该方法依据CLI规范进行编写,简单来说,32位的计算机,对32字节以下的数据类型写入时可以一次写入的而不需要移动内存指针,64位计算机对64位以下的数据可一次性写入,不需要移动内存指针.保证了写入的安全. 详见12.6.6 http://www.ecma-international.org/publications/files/ECMA-ST/ECMA-335.pdf


 private bool TryAddInternal(TKey key, TValue value, bool updateIfExists, bool acquireLock, out TValue resultingValue)
        {
            while (true)
            {
                int bucketNo, lockNo;
                int hashcode;

                //https://www.cnblogs.com/blurhkh/p/10357576.html
                //需要了解一下值传递和引用传递
                Tables tables = m_tables;
                IEqualityComparer<TKey> comparer = tables.m_comparer;
                hashcode = comparer.GetHashCode(key);

                GetBucketAndLockNo(hashcode, out bucketNo, out lockNo, tables.m_buckets.Length, tables.m_locks.Length);

                bool resizeDesired = false;
                bool lockTaken = false;

                try
                {
                    if (acquireLock)
                        Monitor.Enter(tables.m_locks[lockNo], ref lockTaken);

                    //如果表刚刚调整了大小,我们可能没有持有正确的锁,必须重试。
                    //当然这种情况很少见
                    if (tables != m_tables)
                        continue;

                    Node prev = null;
                    for (Node node = tables.m_buckets[bucketNo]; node != null; node = node.m_next)
                    {
                        if (comparer.Equals(node.m_key, key))
                        {
                            //key在字典里找到了。如果允许更新,则更新该key的值。
                            //我们需要为更新创建一个node,以支持不能以原子方式写入的TValue类型,因为free-lock 读取可能同时发生。
                            if (updateIfExists)
                            {
                                if (s_isValueWriteAtomic)
                                {
                                    node.m_value = value;
                                }
                                else
                                {
                                    Node newNode = new Node(node.m_key, value, hashcode, node.m_next);
                                    if (prev == null)
                                    {
                                        tables.m_buckets[bucketNo] = newNode;
                                    }
                                    else
                                    {
                                        prev.m_next = newNode;
                                    }
                                }

                                resultingValue = value;
                            }
                            else
                            {
                                resultingValue = node.m_value;
                            }

                            return false;
                        }

                        prev = node;
                    }

                    //key没有在bucket中找到,则插入该数据
                    Volatile.Write(ref tables.m_buckets[bucketNo], new Node(key, value, hashcode, tables.m_buckets[bucketNo]));
                    //当m_countPerLock超过Int Max时会抛出OverflowException
                    checked
                    {
                        tables.m_countPerLock[lockNo]++;
                    }

                    //
                    // 如果m_countPerLock[lockNo] > m_budget,则需要调整buckets的大小。
                    // GrowTable也可能会增加m_budget,但不会调整bucket table的大小。.
                    // 如果发现bucket table利用率很低,也会发生这种情况。
                    //
                    if (tables.m_countPerLock[lockNo] > m_budget)
                    {
                        resizeDesired = true;
                    }
                }
                finally
                {
                    if (lockTaken)
                        Monitor.Exit(tables.m_locks[lockNo]);
                }

                if (resizeDesired)
                {
                    GrowTable(tables, tables.m_comparer, false, m_keyRehashCount);
                }

                resultingValue = value;
                return true;
            }
        }

Get

从Table中获取元素的的流程与前文介绍ConcurrentDictionary工作原理时一致,但有以下亮点值得关注.

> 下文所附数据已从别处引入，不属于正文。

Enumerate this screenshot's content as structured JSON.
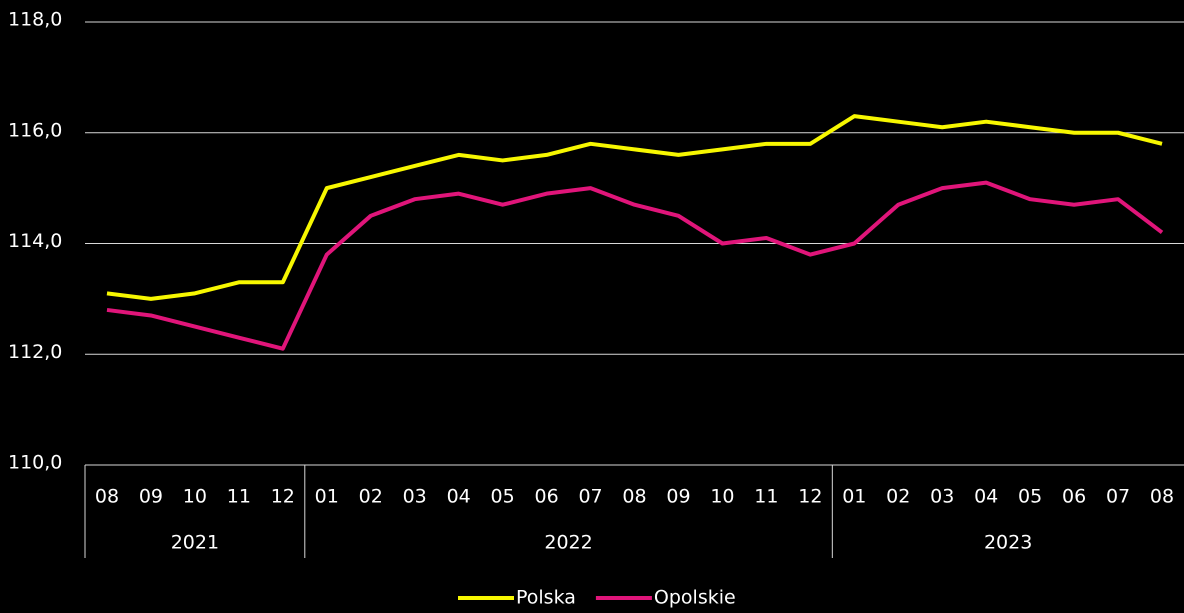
{
  "chart_data": {
    "type": "line",
    "category_groups": [
      {
        "label": "2021",
        "categories": [
          "08",
          "09",
          "10",
          "11",
          "12"
        ]
      },
      {
        "label": "2022",
        "categories": [
          "01",
          "02",
          "03",
          "04",
          "05",
          "06",
          "07",
          "08",
          "09",
          "10",
          "11",
          "12"
        ]
      },
      {
        "label": "2023",
        "categories": [
          "01",
          "02",
          "03",
          "04",
          "05",
          "06",
          "07",
          "08"
        ]
      }
    ],
    "series": [
      {
        "name": "Polska",
        "color": "#f7f700",
        "values": [
          113.1,
          113.0,
          113.1,
          113.3,
          113.3,
          115.0,
          115.2,
          115.4,
          115.6,
          115.5,
          115.6,
          115.8,
          115.7,
          115.6,
          115.7,
          115.8,
          115.8,
          116.3,
          116.2,
          116.1,
          116.2,
          116.1,
          116.0,
          116.0,
          115.8
        ]
      },
      {
        "name": "Opolskie",
        "color": "#e0157a",
        "values": [
          112.8,
          112.7,
          112.5,
          112.3,
          112.1,
          113.8,
          114.5,
          114.8,
          114.9,
          114.7,
          114.9,
          115.0,
          114.7,
          114.5,
          114.0,
          114.1,
          113.8,
          114.0,
          114.7,
          115.0,
          115.1,
          114.8,
          114.7,
          114.8,
          114.2
        ]
      }
    ],
    "ylim": [
      110,
      118
    ],
    "yticks": [
      {
        "value": 110,
        "label": "110,0"
      },
      {
        "value": 112,
        "label": "112,0"
      },
      {
        "value": 114,
        "label": "114,0"
      },
      {
        "value": 116,
        "label": "116,0"
      },
      {
        "value": 118,
        "label": "118,0"
      }
    ],
    "grid": true,
    "legend": "bottom"
  }
}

 public bool TryGetValue(TKey key, out TValue value)
        {
            if (key == null) throw new ArgumentNullException("key");

            // We must capture the m_buckets field in a local variable. It is set to a new table on each table resize.
            Tables tables = m_tables;
            IEqualityComparer<TKey> comparer = tables.m_comparer;
            GetBucketAndLockNo(comparer.GetHashCode(key), out var bucketNo, out _, tables.m_buckets.Length, tables.m_locks.Length);

            // We can get away w/out a lock here.
            // The Volatile.Read ensures that the load of the fields of 'n' doesn't move before the load from buckets[i].
            Node n = Volatile.Read(ref tables.m_buckets[bucketNo]);

            while (n != null)
            {
                if (comparer.Equals(n.m_key, key))
                {
                    value = n.m_value;
                    return true;
                }
                n = n.m_next;
            }

            value = default(TValue);
            return false;
        }

Remove

Remove方法实现其实也并不复杂,类似我们链表操作中移除某个Node.移除节点的同时,还要对前后节点进行链接,相信一块小伙伴们肯定很好理解.

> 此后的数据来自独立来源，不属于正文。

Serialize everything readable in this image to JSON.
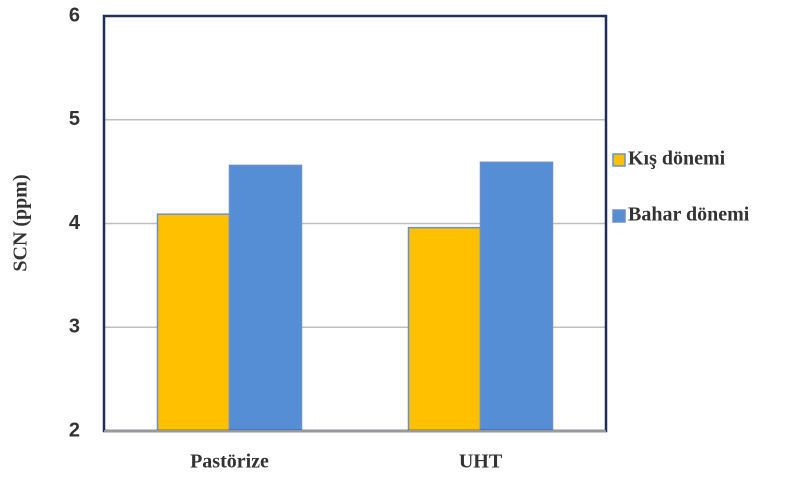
{
  "chart_data": {
    "type": "bar",
    "y_label": "SCN (ppm)",
    "categories": [
      "Pastörize",
      "UHT"
    ],
    "series": [
      {
        "name": "Kış dönemi",
        "color": "#ffc000",
        "values": [
          4.09,
          3.96
        ]
      },
      {
        "name": "Bahar dönemi",
        "color": "#558ed5",
        "values": [
          4.56,
          4.59
        ]
      }
    ],
    "ylim": [
      2,
      6
    ],
    "yticks": [
      2,
      3,
      4,
      5,
      6
    ],
    "grid": true,
    "legend": "right"
  }
}
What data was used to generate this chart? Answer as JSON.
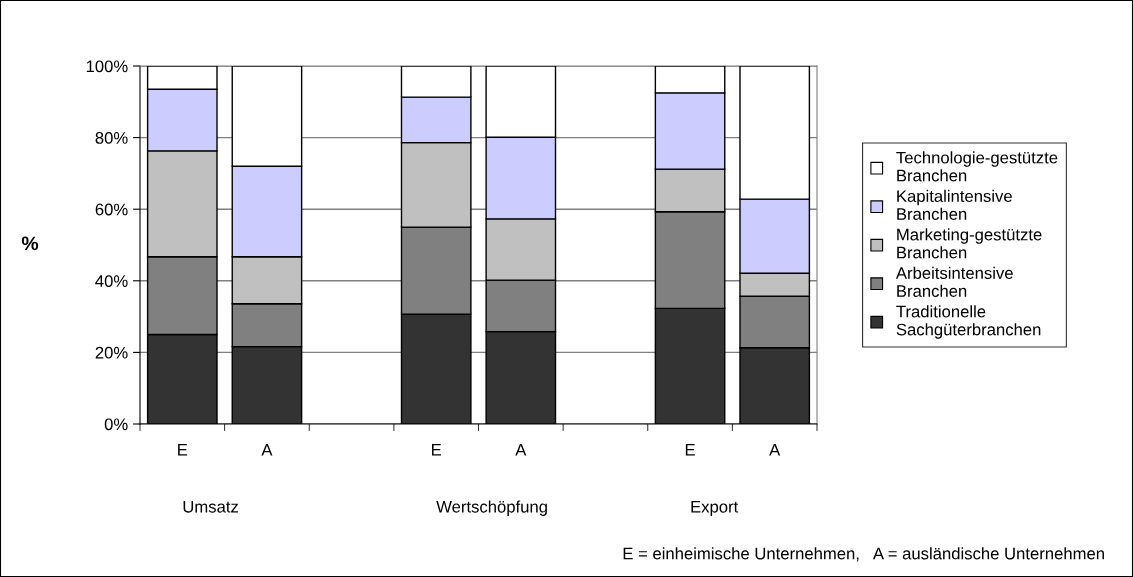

 private bool TryRemoveInternal(TKey key, out TValue value, bool matchValue, TValue oldValue)
        {
            while (true)
            {
                Tables tables = m_tables;

                IEqualityComparer<TKey> comparer = tables.m_comparer;

                int bucketNo, lockNo;

                GetBucketAndLockNo(comparer.GetHashCode(key), out bucketNo, out lockNo, tables.m_buckets.Length, tables.m_locks.Length);

                lock (tables.m_locks[lockNo])
                {
                    if (tables != m_tables)
                        continue;

                    Node prev = null;
                    for (Node curr = tables.m_buckets[bucketNo]; curr != null; curr = curr.m_next)
                    {
                        if (comparer.Equals(curr.m_key, key))
                        {
                            if (matchValue)
                            {
                                bool valuesMatch = EqualityComparer<TValue>.Default.Equals(oldValue, curr.m_value);
                                if (!valuesMatch)
                                {
                                    value = default(TValue);
                                    return false;
                                }
                            }
                            if (prev == null)
                                Volatile.Write(ref tables.m_buckets[bucketNo], curr.m_next);
                            else
                            {
                                prev.m_next = curr.m_next;
                            }

                            value = curr.m_value;
                            tables.m_countPerLock[lockNo]--;
                            return true;
                        }

                        prev = curr;
                    }
                }

                value = default(TValue);
                return false;
            }
        }

Grow table

当table中任何一个m_countPerLock的数量超过了设定的阈值后,会触发此操作对Table进行扩容.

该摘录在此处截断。